La situation ne correspondait à rien qu’il eût déjà rencontré. Un Japonais portant aux nues un objet dont on lui a fait présent, et le rendant ensuite. Childan se sentait vaciller sur ses jambes. Il n’avait aucune idée de ce qu’il devait faire ; il essayait de rassembler son courage, il se sentait rougir.
— Robert, vous devez regarder la réalité en face avec plus de courage, dit Paul avec calme, presque avec dureté.
— Je suis troublé par… bégaya Childan en pâlissant.
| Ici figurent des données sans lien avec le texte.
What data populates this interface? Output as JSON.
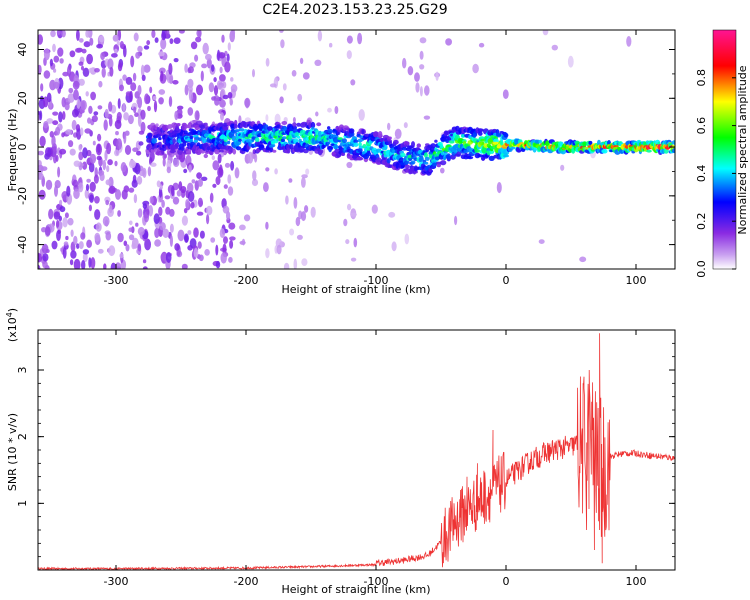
{
  "chart_data": [
    {
      "type": "heatmap",
      "title": "C2E4.2023.153.23.25.G29",
      "xlabel": "Height of straight line (km)",
      "ylabel": "Frequency (Hz)",
      "xlim": [
        -360,
        130
      ],
      "ylim": [
        -50,
        48
      ],
      "xticks": [
        -300,
        -200,
        -100,
        0,
        100
      ],
      "yticks": [
        -40,
        -20,
        0,
        20,
        40
      ],
      "colorbar": {
        "label": "Normalized spectral amplitude",
        "range": [
          0,
          1
        ],
        "ticks": [
          0.0,
          0.2,
          0.4,
          0.6,
          0.8
        ],
        "colors": [
          "#ffffff",
          "#8a2be2",
          "#0000ff",
          "#00ffff",
          "#00ff00",
          "#ffff00",
          "#ff0000",
          "#ff1493"
        ]
      },
      "ridge": {
        "x": [
          -270,
          -210,
          -150,
          -100,
          -80,
          -60,
          -40,
          -20,
          0,
          50,
          70,
          100,
          130
        ],
        "frequency": [
          3,
          4,
          4,
          0,
          -4,
          -5,
          2,
          1,
          1,
          0,
          0,
          0,
          0
        ],
        "amplitude": [
          0.3,
          0.45,
          0.5,
          0.45,
          0.4,
          0.5,
          0.55,
          0.6,
          0.7,
          0.8,
          0.75,
          0.85,
          0.85
        ]
      }
    },
    {
      "type": "line",
      "xlabel": "Height of straight line (km)",
      "ylabel": "SNR (10 * v/v)",
      "multiplier": "(x10",
      "multiplier_exp": "4",
      "multiplier_close": ")",
      "xlim": [
        -360,
        130
      ],
      "ylim": [
        0,
        3.6
      ],
      "xticks": [
        -300,
        -200,
        -100,
        0,
        100
      ],
      "yticks": [
        1,
        2,
        3
      ],
      "series": [
        {
          "color": "#ee3333",
          "x": [
            -360,
            -300,
            -200,
            -150,
            -100,
            -80,
            -60,
            -50,
            -40,
            -30,
            -20,
            -10,
            0,
            10,
            20,
            30,
            40,
            50,
            55,
            60,
            65,
            70,
            75,
            80,
            90,
            100,
            110,
            120,
            130
          ],
          "values": [
            0.02,
            0.02,
            0.03,
            0.05,
            0.08,
            0.12,
            0.2,
            0.4,
            0.7,
            0.9,
            1.05,
            1.2,
            1.35,
            1.5,
            1.65,
            1.75,
            1.82,
            1.85,
            1.9,
            1.8,
            1.95,
            1.6,
            1.5,
            1.7,
            1.75,
            1.75,
            1.72,
            1.7,
            1.68
          ],
          "spikes": [
            {
              "x": -40,
              "value": 1.0
            },
            {
              "x": -35,
              "value": 1.2
            },
            {
              "x": -30,
              "value": 1.4
            },
            {
              "x": -22,
              "value": 1.6
            },
            {
              "x": -10,
              "value": 2.1
            },
            {
              "x": 60,
              "value": 2.9
            },
            {
              "x": 64,
              "value": 3.0
            },
            {
              "x": 72,
              "value": 3.55
            },
            {
              "x": 75,
              "value": 2.3
            }
          ],
          "dips": [
            {
              "x": 62,
              "value": 0.6
            },
            {
              "x": 68,
              "value": 0.3
            },
            {
              "x": 74,
              "value": 0.1
            },
            {
              "x": 76,
              "value": 0.5
            }
          ]
        }
      ]
    }
  ]
}
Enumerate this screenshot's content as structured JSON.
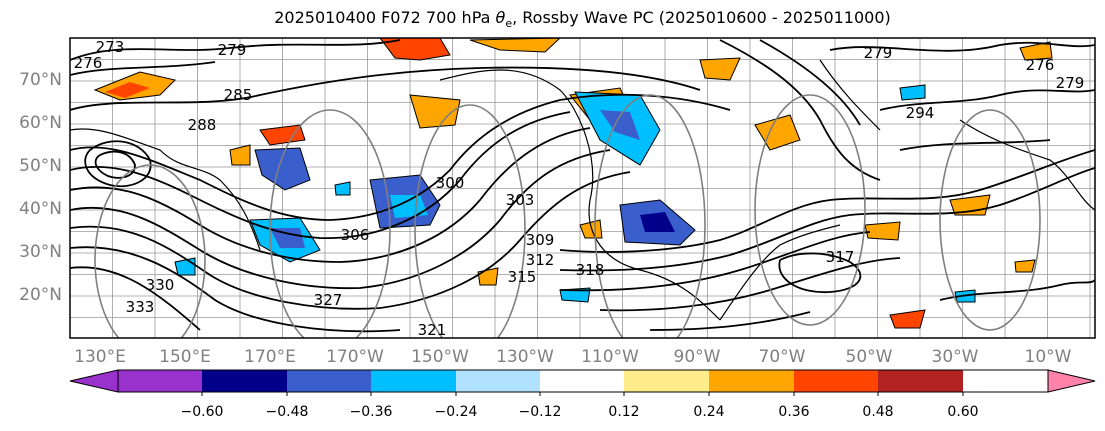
{
  "title": {
    "prefix": "2025010400 F072 700 hPa ",
    "symbol": "θ",
    "subscript": "e",
    "suffix": ", Rossby Wave PC (2025010600 - 2025011000)"
  },
  "map": {
    "lat_labels": [
      "20°N",
      "30°N",
      "40°N",
      "50°N",
      "60°N",
      "70°N"
    ],
    "lon_labels": [
      "130°E",
      "150°E",
      "170°E",
      "170°W",
      "150°W",
      "130°W",
      "110°W",
      "90°W",
      "70°W",
      "50°W",
      "30°W",
      "10°W"
    ],
    "contour_labels": [
      "273",
      "276",
      "279",
      "285",
      "288",
      "294",
      "300",
      "303",
      "306",
      "309",
      "312",
      "315",
      "318",
      "321",
      "327",
      "330",
      "333",
      "279",
      "276",
      "279",
      "317"
    ]
  },
  "colorbar": {
    "colors": [
      "#9932cc",
      "#00008b",
      "#3a5fcd",
      "#00bfff",
      "#b0e2ff",
      "#ffffff",
      "#ffec8b",
      "#ffa500",
      "#ff4500",
      "#b22222",
      "#ff82ab"
    ],
    "tick_labels": [
      "−0.60",
      "−0.48",
      "−0.36",
      "−0.24",
      "−0.12",
      "0.12",
      "0.24",
      "0.36",
      "0.48",
      "0.60"
    ]
  }
}
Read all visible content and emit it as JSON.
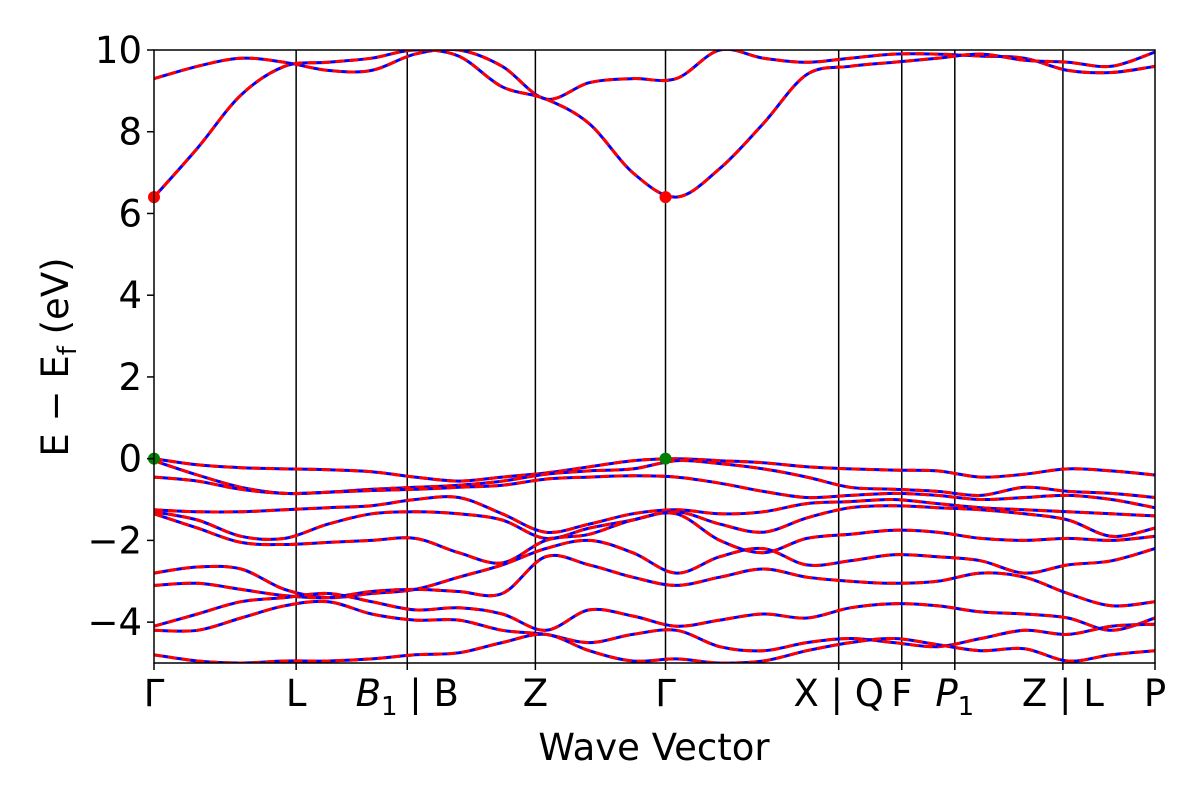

— Prenez garde. C’est votre travail. Vous êtes agent exclusif, pour cet article et d’autres du même genre. Vous êtes d’autre part un professionnel. Isolez-vous pendant quelque temps. Méditez, consultez si possible le Livre des Transformations. Ensuite, étudiez vos vitrines, votre publicité, votre système commercial.
Childan restait bouche bée.
— Vous verrez quelle est votre voie, dit Paul. Comment vous devez vous y prendre pour lancer ces objets en grand.
Childan était frappé de stupeur. Cet homme est en train de m’expliquer que je suis obligé d’assumer la responsabilité morale de la joaillerie Edfrank. Cette fameuse conception névrotique du monde des Japonais ; aux yeux de Paul Kasoura on ne peut concevoir en la matière qu’une relation sans intermédiaire avec la joaillerie sur le plan spirituel aussi bien que commercial.
Et ce qu’il y avait de pire, c’était que Paul s’exprimait certainement avec autorité, et que ce qu’il disait émanait du cœur même de la culture et de la tradition japonaise.
L’obligation, se disait-il avec amertume. Cela pouvait s’attacher à lui pour le reste de sa vie, une fois que cela aurait commencé. Jusqu’à la tombe. Paul – pour sa propre satisfaction, en tout cas – s’était acquitté de la sienne. Mais celle de Childan ; ah ! celle-là portait malheureusement une marque indiquant qu’elle était sans fin.
Ils ont perdu la tête, se disait Childan. Exemple : ils ne porteront pas secours à un homme blessé gisant dans le ruisseau, à cause de l’obligation qui en résulte. Comment appelez-vous cela ? Je dis que c’est typique ; exactement ce qu’on peut attendre d’une race à laquelle appartient cet homme qui, chargé de reproduire un destroyer anglais, est allé jusqu’à copier les pièces qu’on avait dû mettre à la chaudière aussi bien que…
Paul ne le quittait pas des yeux. Heureusement, une longue habitude avait appris à Childan à dissimuler automatiquement ses sentiments réels. Il avait pris une expression douce et réservée qui convenait à la situation. Il s’était composé un masque, il croyait le sentir sur son visage.
C’est épouvantable, Childan s’en rendait compte. Une catastrophe. Il eût mieux valu que Paul ait cru qu’il essayait de séduire sa femme.
Betty. Il n’y avait plus aucune chance à présent pour qu’elle vît cet objet, pour que son plan d’origine se réalisât. Wu était incompatible avec la sexualité ; c’était, comme Paul l’avait dit, solennel et saint, comme une relique.